Some examples of Misdemeanors are trespassing, driving under the influence, petty theft, disorderly conduct, shoplifting, possession of obscene matter, receiving stolen property, driving on a suspended license, being drunk in public, illegal gambling, violation of restraining orders, solicitation of prostitution, reckless driving, assault and battery, domestic violence, and exhibition of speed.

Under California’s laws, misdemeanors are crimes punishable by up to 364 days in local or county jail. More serious crimes (felonies) are punishable by death or imprisonment in state prison.

Misdemeanor Expungement

An expungement is a process that erases a conviction from a criminal record. This can have can have profound effects on your life, possibly enabling you to get certain jobs or receive a loan for a home. It allows you to legally and honestly be able to report that you have not been convicted of a crime.

Felonies

Dealing with a felony charge in California can be a complicated, overwhelming, frightening experience. If you are convicted of a felony, you could be sentenced to state prison.  In fact, the most serious California felonies can even be punished by death, as California is currently a capital punishment state.

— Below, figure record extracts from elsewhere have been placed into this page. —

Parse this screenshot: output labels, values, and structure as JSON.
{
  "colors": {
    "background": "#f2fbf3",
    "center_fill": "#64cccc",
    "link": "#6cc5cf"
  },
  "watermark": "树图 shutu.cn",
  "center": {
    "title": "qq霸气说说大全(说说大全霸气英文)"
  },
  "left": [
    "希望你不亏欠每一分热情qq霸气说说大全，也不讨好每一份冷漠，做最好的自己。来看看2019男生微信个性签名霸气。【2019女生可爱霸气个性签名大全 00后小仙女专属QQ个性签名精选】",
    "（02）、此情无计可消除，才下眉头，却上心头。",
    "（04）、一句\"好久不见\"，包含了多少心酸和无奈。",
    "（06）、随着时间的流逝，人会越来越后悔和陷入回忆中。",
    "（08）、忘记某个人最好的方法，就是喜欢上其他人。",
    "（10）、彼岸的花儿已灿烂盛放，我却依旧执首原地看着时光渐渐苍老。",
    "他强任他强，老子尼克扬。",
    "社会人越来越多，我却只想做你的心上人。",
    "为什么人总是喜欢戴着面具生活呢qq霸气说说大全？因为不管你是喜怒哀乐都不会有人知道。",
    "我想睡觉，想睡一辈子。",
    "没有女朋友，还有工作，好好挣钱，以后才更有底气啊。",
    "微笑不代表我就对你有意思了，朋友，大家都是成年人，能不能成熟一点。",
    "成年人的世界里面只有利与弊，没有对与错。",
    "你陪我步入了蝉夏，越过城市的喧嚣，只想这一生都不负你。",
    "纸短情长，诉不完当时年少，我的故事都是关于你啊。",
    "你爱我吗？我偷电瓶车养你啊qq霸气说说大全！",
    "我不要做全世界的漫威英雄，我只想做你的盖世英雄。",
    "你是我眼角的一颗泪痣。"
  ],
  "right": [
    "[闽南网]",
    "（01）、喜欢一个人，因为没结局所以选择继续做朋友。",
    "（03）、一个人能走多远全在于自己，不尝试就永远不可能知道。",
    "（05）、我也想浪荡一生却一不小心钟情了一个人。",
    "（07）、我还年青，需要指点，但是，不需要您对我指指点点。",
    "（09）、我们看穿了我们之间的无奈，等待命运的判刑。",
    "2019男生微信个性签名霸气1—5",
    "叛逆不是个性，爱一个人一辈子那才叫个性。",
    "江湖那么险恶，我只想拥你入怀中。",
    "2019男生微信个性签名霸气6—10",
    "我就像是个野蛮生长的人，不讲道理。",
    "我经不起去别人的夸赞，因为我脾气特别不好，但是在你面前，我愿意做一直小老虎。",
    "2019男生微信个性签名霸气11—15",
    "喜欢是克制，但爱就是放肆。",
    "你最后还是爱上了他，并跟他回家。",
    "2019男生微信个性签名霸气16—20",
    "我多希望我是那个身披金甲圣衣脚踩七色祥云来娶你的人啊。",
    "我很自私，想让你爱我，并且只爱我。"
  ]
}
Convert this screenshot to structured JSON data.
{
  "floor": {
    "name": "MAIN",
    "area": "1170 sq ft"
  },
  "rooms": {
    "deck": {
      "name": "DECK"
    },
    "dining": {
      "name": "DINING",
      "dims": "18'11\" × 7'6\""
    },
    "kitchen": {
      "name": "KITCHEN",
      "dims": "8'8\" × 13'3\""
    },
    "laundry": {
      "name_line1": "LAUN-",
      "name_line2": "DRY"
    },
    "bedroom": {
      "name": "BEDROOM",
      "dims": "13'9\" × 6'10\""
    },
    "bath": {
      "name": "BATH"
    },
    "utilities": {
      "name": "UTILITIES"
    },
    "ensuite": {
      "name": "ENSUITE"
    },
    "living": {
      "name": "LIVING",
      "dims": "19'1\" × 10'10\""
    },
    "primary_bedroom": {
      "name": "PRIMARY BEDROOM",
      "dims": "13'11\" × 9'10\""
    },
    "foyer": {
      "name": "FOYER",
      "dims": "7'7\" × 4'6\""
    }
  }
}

People convicted of a felony in California may also be fined up to $10,000 in addition to, or instead of, imprisonment

Alternatively, a judge might sentence a felony offender to California formal (felony) probation. If granted felony probation the offender will serve, at most, one year in county jail.

“Wobblers” are crimes that can be either a felony or a misdemeanor, depending on how the crime is charged.  Wobblers are most likely to result in a misdemeanor conviction if the facts show that the defendant’s behavior was not particularly egregious or if the defendant does not have a serious criminal record.  Evading a peace office is an example of a crime that may be tried and punished as a misdemeanor or a felony

Three Strikes  Under this law, anyone who is convicted of three serious or violent felonies (three strikes) receives a very long prison sentence.

California has put into place a three strikes law where under the California Penal Cord section 667 an individual who has committed an offense three times will face worse felony convictions than a one time offender.

On the second strike a person will receive a conviction with a limitation on the amount of good behavior reductions allowed. A second strike will also receive a double prison sentence automatically. If two strikes have already been made and a third is received, an individual is automatically sentenced to twenty-five years to life in prison without the opportunity for parole.